Je ne me balade pas avec une peinture sous le bras à la recherche d’un lieu où elle pourrait s’intégrer. Je travaille toujours sur mesure en fonction d’un endroit précis. Cela me demande tellement de temps de préparation qu’il m’est arrivé de revenir sur l’emplacement de friches qui n’existaient plus. Je me retrouve alors avec des peintures jamais installées ou jetées car il est hors de question pour moi de les recycler sur un autre mur.
J’ai une fois travaillé sur une Pietà que j’avais installé à Paris. J’étais parti prendre un café le temps que la colle sèche mais à mon retour la peinture avait disparue sans que je puisse la photographier. Je ne l’ai pas refaite une seconde fois car c’est une expérience à chaque fois unique et j’ai trop de choses à faire pour pouvoir radoter.
naples
Quel est ton rapport à la ville de Naples ?

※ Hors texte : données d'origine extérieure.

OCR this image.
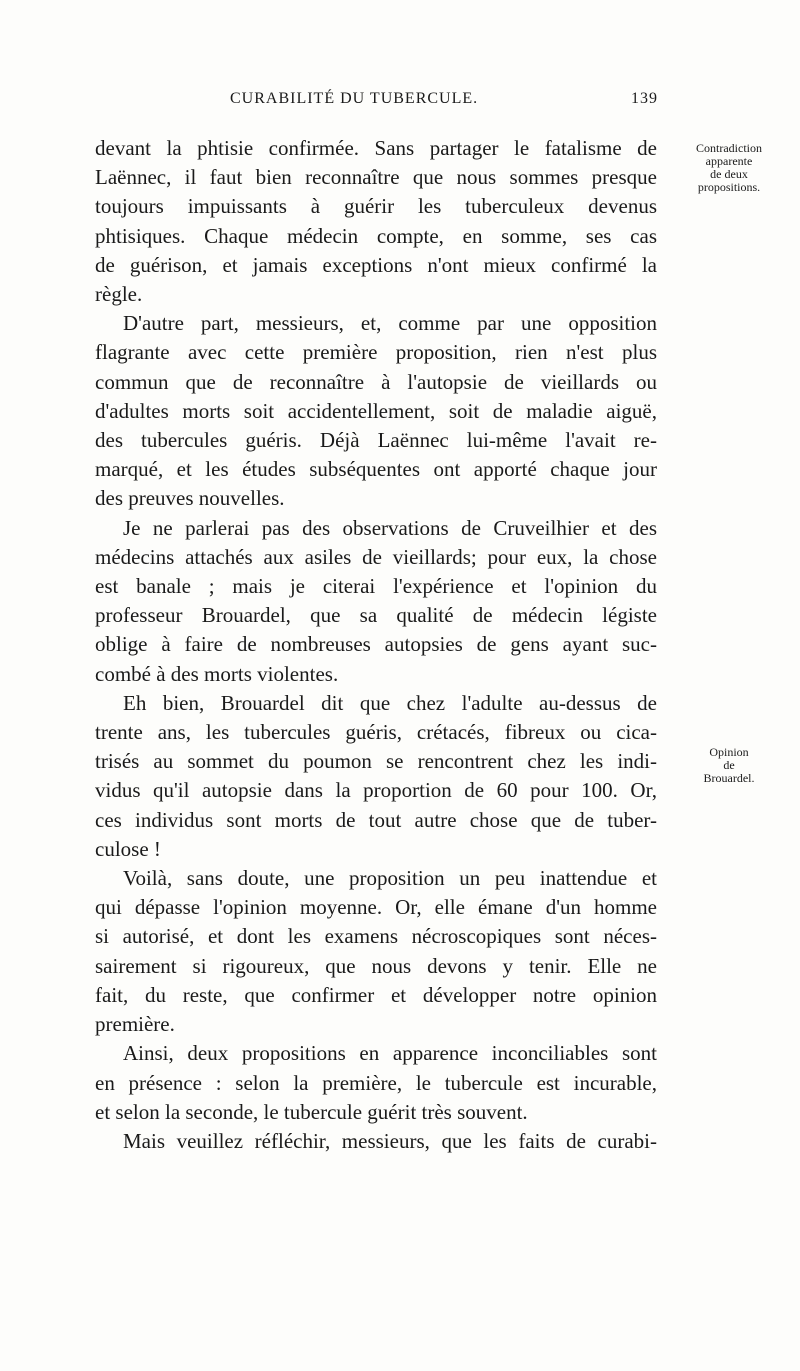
CURABILITÉ DU TUBERCULE.	139
devant la phtisie confirmée. Sans partager le fatalisme de
Laënnec, il faut bien reconnaître que nous sommes presque
toujours impuissants à guérir les tuberculeux devenus
phtisiques. Chaque médecin compte, en somme, ses cas
de guérison, et jamais exceptions n'ont mieux confirmé la
règle.
D'autre part, messieurs, et, comme par une opposition
flagrante avec cette première proposition, rien n'est plus
commun que de reconnaître à l'autopsie de vieillards ou
d'adultes morts soit accidentellement, soit de maladie aiguë,
des tubercules guéris. Déjà Laënnec lui-même l'avait re-
marqué, et les études subséquentes ont apporté chaque jour
des preuves nouvelles.
Je ne parlerai pas des observations de Cruveilhier et des
médecins attachés aux asiles de vieillards; pour eux, la chose
est banale ; mais je citerai l'expérience et l'opinion du
professeur Brouardel, que sa qualité de médecin légiste
oblige à faire de nombreuses autopsies de gens ayant suc-
combé à des morts violentes.
Eh bien, Brouardel dit que chez l'adulte au-dessus de
trente ans, les tubercules guéris, crétacés, fibreux ou cica-
trisés au sommet du poumon se rencontrent chez les indi-
vidus qu'il autopsie dans la proportion de 60 pour 100. Or,
ces individus sont morts de tout autre chose que de tuber-
culose !
Voilà, sans doute, une proposition un peu inattendue et
qui dépasse l'opinion moyenne. Or, elle émane d'un homme
si autorisé, et dont les examens nécroscopiques sont néces-
sairement si rigoureux, que nous devons y tenir. Elle ne
fait, du reste, que confirmer et développer notre opinion
première.
Ainsi, deux propositions en apparence inconciliables sont
en présence : selon la première, le tubercule est incurable,
et selon la seconde, le tubercule guérit très souvent.
Mais veuillez réfléchir, messieurs, que les faits de curabi-
Contradiction
apparente
de deux
propositions.
Opinion
de
Brouardel.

La première fois que j’y suis allé, j’ai trouvé cette ville éreintante. Mais j’ai eu la chance d’y revenir avec des gens qui la connaissaient et je l’ai ainsi redécouverte jusqu’à l’apprivoiser. C’est incroyable de voir ce que l’on peut accumuler comme sensations en très peu de temps à Naples où plusieurs ambiances cohabitent à chaque détour de rue. Ce qui me stimule c’est de travailler sur l’émotion et lorsqu’on se retrouve dans un tel vivier, cela devient volcanique ! Du coup, j’ai été pris d’une frénésie de travail sur place, à aucun moment je n’ai produit aussi intensément. Les histoires à Naples ne s’arrêtent jamais et mon rapport à cette ville est très intense. Un lien très fort s’est aussi soudé avec les napolitains, qui n’a pas de pareil.
La peinture y a-t-elle un écho plus grand dans la vie quotidienne ?
Parler de cela revient à parler du regard, or c’est toujours intéressant de voir la manière dont est reçue une image. En France, si tu travailles sur des allégories ou des choses qui ne délivrent pas une explication immédiate, on va raisonner et donc enfermer l’œuvre dans des grilles de lecture. A Naples, on prend l’image pour ce qu’elle est et elle rentre directement dans le sang ! Les napolitains vivent dans une ville qui regorge de joyaux, où tu peux côtoyer une peinture du Caravage le dimanche en allant à l’église. Cela explique sûrement leur rapport si particulier aux œuvres : ils ne font pas que cohabiter avec elles, ils les absorbent.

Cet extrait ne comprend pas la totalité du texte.